Accepts Healthy Volunteers
Details
Lead Sponsor:
Sirtris, a GSK Company
Collaborator:
GlaxoSmithKline
Criteria
Inclusion Criteria:

- Healthy males;

- Aged 18-65 years;

- Body Mass Index (BMI) of 18-35 kg/m2;

- Willing and able to participate in the whole study and must provide written informed
consent.

Exclusion Criteria:

- Participation in a clinical research study involving investigational drugs or dosage
forms within the previous 4 months;

- Subjects who have previously been enrolled in this study;

- Subjects who have ever sought advice from or been referred to a GP or counselor for
abuse or misuse of alcohol, non medical drugs, medicinal drugs or other substance
abuse e.g. solvents;

- Subjects who admit to any current or previous use of Class A drugs such as opiates,
cocaine, ecstasy, lysergic acid diethylamide (LSD) and intravenous amphetamines
(Subjects who admit to occasional past use of cannabis will not be excluded as long as
they have a negative drugs of abuse test and have been abstinent for at least 12
months;)

- Positive drugs of abuse test result (Section 7.8);

- Regular alcohol consumption in males >21 units per week (1 Unit = ½ pint beer, a 25 mL
shot of 40% spirit or a 125 mL glass of wine);

- Current smokers and those who have smoked within the last 12 months.
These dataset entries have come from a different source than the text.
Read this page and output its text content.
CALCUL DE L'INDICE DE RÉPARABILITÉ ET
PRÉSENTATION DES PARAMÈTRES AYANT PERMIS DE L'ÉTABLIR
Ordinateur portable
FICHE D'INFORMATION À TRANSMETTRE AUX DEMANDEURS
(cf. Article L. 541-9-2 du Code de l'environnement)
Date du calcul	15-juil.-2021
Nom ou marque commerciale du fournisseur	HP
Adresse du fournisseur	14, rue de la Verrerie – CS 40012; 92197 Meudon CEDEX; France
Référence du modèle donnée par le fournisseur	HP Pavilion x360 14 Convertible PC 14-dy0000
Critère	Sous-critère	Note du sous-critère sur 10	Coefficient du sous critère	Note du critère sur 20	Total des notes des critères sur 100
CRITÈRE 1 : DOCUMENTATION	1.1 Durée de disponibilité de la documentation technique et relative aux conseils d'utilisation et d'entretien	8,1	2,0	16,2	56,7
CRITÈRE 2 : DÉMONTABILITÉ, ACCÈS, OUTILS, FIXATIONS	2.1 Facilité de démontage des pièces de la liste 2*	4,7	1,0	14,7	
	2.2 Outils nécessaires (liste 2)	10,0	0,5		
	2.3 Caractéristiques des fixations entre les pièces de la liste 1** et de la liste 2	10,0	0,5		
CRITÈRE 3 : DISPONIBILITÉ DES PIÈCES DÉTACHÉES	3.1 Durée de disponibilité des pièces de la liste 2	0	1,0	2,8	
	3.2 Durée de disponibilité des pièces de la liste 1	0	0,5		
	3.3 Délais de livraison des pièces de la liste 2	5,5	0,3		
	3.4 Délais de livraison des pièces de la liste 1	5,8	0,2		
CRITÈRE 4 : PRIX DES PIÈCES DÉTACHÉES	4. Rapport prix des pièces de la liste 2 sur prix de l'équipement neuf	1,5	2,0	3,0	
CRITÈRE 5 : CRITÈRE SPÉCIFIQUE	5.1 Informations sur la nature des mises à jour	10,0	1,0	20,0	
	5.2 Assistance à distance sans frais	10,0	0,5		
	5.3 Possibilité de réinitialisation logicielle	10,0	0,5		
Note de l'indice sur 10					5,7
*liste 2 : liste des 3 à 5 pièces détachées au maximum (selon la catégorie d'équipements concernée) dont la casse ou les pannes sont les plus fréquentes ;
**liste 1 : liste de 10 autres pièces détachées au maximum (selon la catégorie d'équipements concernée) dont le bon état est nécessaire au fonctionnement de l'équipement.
- A breath carbon monoxide reading of greater than 10 ppm at screening;

- Radiation exposure from clinical trials, including that from the present study and
from diagnostic x rays but excluding background radiation, exceeding 5 mSv in the last
twelve months or 10 mSv in the last five years. No occupationally exposed worker, as
defined in the Ionising Radiation Regulations 1999, shall participate in the study;

- Clinically significant abnormal biochemistry, haematology or urinalysis as judged by
the PI (Section 7.8 )

- History of adverse reaction or allergy to study drug or its excipients, e.g. lactose.

- History of significant allergy. If subject suffers from hayfever they must not have or
be expecting to have symptoms during the study period;

- Donation of blood within the previous three months;

- Subjects will be excluded from the study if they are considered by the PI to be at
risk of transmitting, thorough blood or other body fluids, the agents responsible for
acquired immunodeficiency syndrome (AIDS) or other sexually transmitted disease or
hepatitis;

- Positive HBV, HCV or HIV results;

- Subjects receiving prohibited medication as described in Section 6.10;

- Clinically significant medical history, examination finding or laboratory abnormality
which in the opinion of the Investigator makes the subject unsuitable to include in
the study;

- Failure to satisfy the PI of fitness to participate for any other reason.